Stocks fall for 5th day after Bernanke comments
Stocks extended a losing streak for a fifth day on Tuesday on mounting concerns about the economy after bearish comments from Federal Reserve Chairman Ben Bernanke.
The market, which started off on a positive note after the S&P 500 hit a two-month low in the previous session, reversed course to turn negative after Bernanke started speaking. He acknowledged a slowdown in the economy, but offered no suggestion the central bank is considering any further monetary stimulus to support growth.
Bernanke also issued a stern warning to lawmakers in Washington who are considering aggressive budget cuts, saying they have the potential to derail the economic recovery.
It's not like the market was expecting a positive comment from him, but not quite this negative, either.

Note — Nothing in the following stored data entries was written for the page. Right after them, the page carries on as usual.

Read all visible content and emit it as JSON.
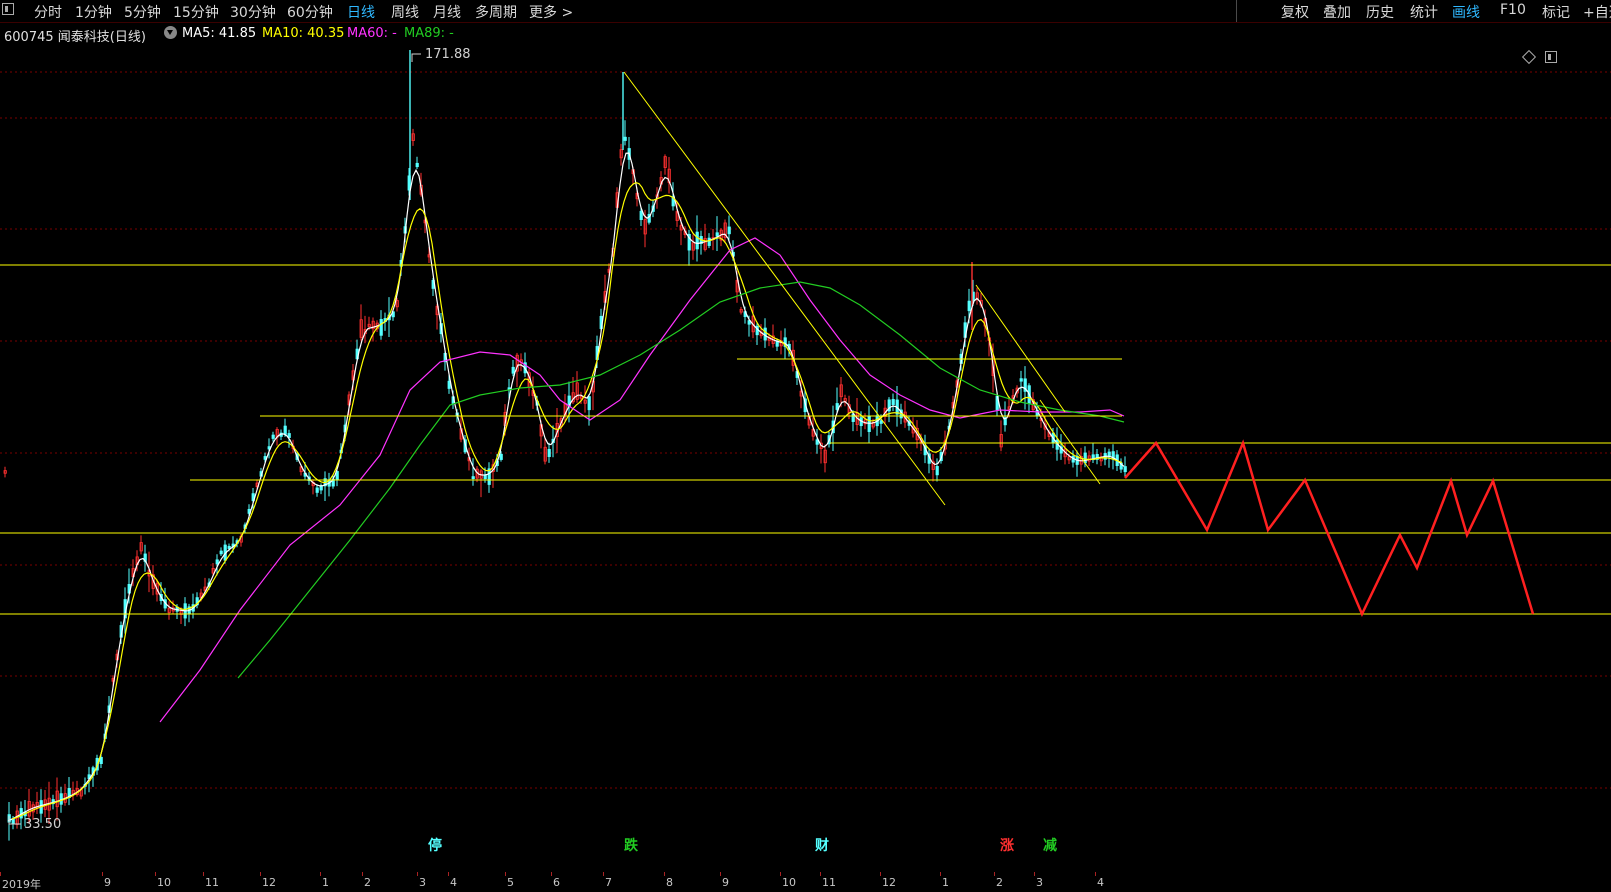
{
  "toolbar": {
    "left_tabs": [
      {
        "label": "分时",
        "active": false
      },
      {
        "label": "1分钟",
        "active": false
      },
      {
        "label": "5分钟",
        "active": false
      },
      {
        "label": "15分钟",
        "active": false
      },
      {
        "label": "30分钟",
        "active": false
      },
      {
        "label": "60分钟",
        "active": false
      },
      {
        "label": "日线",
        "active": true
      },
      {
        "label": "周线",
        "active": false
      },
      {
        "label": "月线",
        "active": false
      },
      {
        "label": "多周期",
        "active": false
      },
      {
        "label": "更多 >",
        "active": false
      }
    ],
    "right_tabs": [
      {
        "label": "复权",
        "active": false
      },
      {
        "label": "叠加",
        "active": false
      },
      {
        "label": "历史",
        "active": false
      },
      {
        "label": "统计",
        "active": false
      },
      {
        "label": "画线",
        "active": true
      },
      {
        "label": "F10",
        "active": false
      },
      {
        "label": "标记",
        "active": false
      },
      {
        "label": "+自选",
        "active": false
      }
    ]
  },
  "info": {
    "symbol": "600745 闻泰科技(日线)",
    "ma5": "MA5: 41.85",
    "ma10": "MA10: 40.35",
    "ma60": "MA60: -",
    "ma89": "MA89: -"
  },
  "colors": {
    "up": "#ff3030",
    "down": "#54ffff",
    "ma5": "#ffffff",
    "ma10": "#ffff00",
    "ma60": "#ff33ff",
    "ma89": "#22cc22",
    "drawing": "#ffff00",
    "projection": "#ff2020",
    "grid": "#7a0000"
  },
  "chart_data": {
    "type": "candlestick",
    "high_label": "171.88",
    "low_label": "33.50",
    "x_axis_labels": [
      "2019年",
      "9",
      "10",
      "11",
      "12",
      "1",
      "2",
      "3",
      "4",
      "5",
      "6",
      "7",
      "8",
      "9",
      "10",
      "11",
      "12",
      "1",
      "2",
      "3",
      "4"
    ],
    "event_tags": [
      {
        "label": "停",
        "color": "#54ffff"
      },
      {
        "label": "跌",
        "color": "#22cc22"
      },
      {
        "label": "财",
        "color": "#54ffff"
      },
      {
        "label": "涨",
        "color": "#ff3030"
      },
      {
        "label": "减",
        "color": "#22cc22"
      }
    ]
  }
}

But I think the impact would be limited. I don't see this carrying over to tomorrow's market, said Stephen Massocca, managing director at Wedbush Morgan in San Francisco.
Bernanke indicated the latest bout of weakness probably would not last very long and should give way to some growth in the second half of the year.
A batch of weak economic data recently, especially in the job market, has pushed major indexes below their support levels. The S&P 500 is down 4.2 percent from a month ago.
The Dow Jones industrial average <.DJI> slipped 19.15 points, or 0.16 percent, to end at 12,070.81. The Standard & Poor's 500 Index <.SPX> declined 1.23 points, or 0.10 percent, to 1,284.94. The Nasdaq Composite Index <.IXIC> shed 1.00 point, or 0.04 percent, to finish at 2,701.56.
Defensive stocks in the healthcare and utility sectors added to gains after Bernanke's comments, but financials and info technology, sectors closely related to growth, turned negative. The KBW bank index <.BKX> which rose 1 percent earlier, ended down 0.2 percent.
Volume was thin with 6.59 billion shares traded on the New York Stock Exchange, NYSE Amex and Nasdaq, below the daily average of 7.61 billion.
The problem for institutions on a day like today is the volume being light. Any concerted effort to raise funds (sell positions) could have a disproportionate impact on pricing as buyers will be on the thin side, wrote Peter Kenny, managing director at Knight Equity Markets in Jersey City, New Jersey, in a note to clients.